The Christian Church of South India (CSI), pentecostals, Jacobites, and Catholics are all well represented. Hindu groups, including the Nair and the Ezhava, are the predominant groups. The Muslim population is relatively new to the area. A Muslim community was established in Peroor around 1998-99 near the MHC and Kariyattappuzha communities. The Dalits are the other major population and, like other urban areas of Kerala, Dalits in Peroor lead a middle-class life. Much of the population is educated and cultured.

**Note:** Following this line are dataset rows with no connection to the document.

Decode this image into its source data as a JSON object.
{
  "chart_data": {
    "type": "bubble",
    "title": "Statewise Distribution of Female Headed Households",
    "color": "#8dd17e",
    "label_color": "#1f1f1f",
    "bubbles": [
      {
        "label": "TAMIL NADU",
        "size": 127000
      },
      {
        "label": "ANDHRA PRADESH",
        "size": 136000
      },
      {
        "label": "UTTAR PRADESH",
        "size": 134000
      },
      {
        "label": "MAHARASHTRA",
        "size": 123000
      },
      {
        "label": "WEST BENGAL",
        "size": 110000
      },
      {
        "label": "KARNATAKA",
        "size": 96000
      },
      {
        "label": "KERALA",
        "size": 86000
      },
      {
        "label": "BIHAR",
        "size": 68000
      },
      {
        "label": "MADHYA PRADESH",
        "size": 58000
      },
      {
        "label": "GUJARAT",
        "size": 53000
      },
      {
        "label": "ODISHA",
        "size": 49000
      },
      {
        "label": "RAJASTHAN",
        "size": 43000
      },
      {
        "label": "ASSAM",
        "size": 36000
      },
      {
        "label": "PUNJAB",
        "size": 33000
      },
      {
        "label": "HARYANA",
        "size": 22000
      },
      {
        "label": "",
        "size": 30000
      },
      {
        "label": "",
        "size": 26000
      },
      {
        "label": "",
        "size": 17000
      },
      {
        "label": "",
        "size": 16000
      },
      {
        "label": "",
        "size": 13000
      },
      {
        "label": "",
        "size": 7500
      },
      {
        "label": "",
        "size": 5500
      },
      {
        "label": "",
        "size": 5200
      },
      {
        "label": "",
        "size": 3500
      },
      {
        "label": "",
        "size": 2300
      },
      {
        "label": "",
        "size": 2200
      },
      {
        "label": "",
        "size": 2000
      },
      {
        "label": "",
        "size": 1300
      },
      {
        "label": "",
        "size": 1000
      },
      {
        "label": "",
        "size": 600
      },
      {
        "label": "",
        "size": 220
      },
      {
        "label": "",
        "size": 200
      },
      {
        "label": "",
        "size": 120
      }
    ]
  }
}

The labor market is currently dominated by the construction industry.

==Landmarks==
Some of the notable landmarks of Peroor include the St.Sebastian knanaya Church, the Global Marthasmooni Pilgrim Center, the Peroor Kavu temple, the Chalakkal Temple, and the Arayiram Temple. Aarattu, an annual festival that takes place on Thiruvathira, is performed at the Arayiram Temple. The ODESA (Organization for Dalit Empowerment and Social Activation) is also located in Peroor. The Meenachil River flows through the eastern part of the village. The Bhadrakali temple in this village is called Peroorkavu. A Seminary exists in Mannamala, a hilltop in Peroor. It is believed that the tribal community "Mannan" settled there. Later this Mannamala was in custody of the Vellapally family and they donated their 96-acres to the monastery.
Kandanchirakkavala (Kandanchira junction) is considered the center of Peroor. The local banks are Peroor Service Co-op and State Bank of India.

==Etymology==
The name "kandanchira" comes from an incident that happened many years ago.
There is a part of the vast "Mundakappadam" (mundakan paddy field) in the area and a 'chira' (small, mud/sand check-dam) to prevent the rain water from Mannamala and other nearby sources from potentially destroying the paddy cultivation of the 'mundakappadam.' The chira was made of mud from the paddy field. One night some members of the upper caste killed a 'pulaya' (which is considered an untouchable caste) named "Kandan" due to a coal rivalry; the man was buried alive in the chira. Others found the body a while later, but, because of the culprits social status, none protested. Following the incident, the 'chira' which served as the burial site was labeled with the prefix 'kandan,' thus becoming 'Kandanchira.' In Malayalam "Kandam" means paddy field, from that Name Kandamchira came.

==Geography==

A major portion of Meenachil River flows through Peroor which makes a borderline with another village named Neericadu.

==Administration and Politics==

Peroor belongs to Ettumanoor Assembly constituency in Kerala Legislative Assembly and Kottayam Loksabha constituency in Indian Parliament.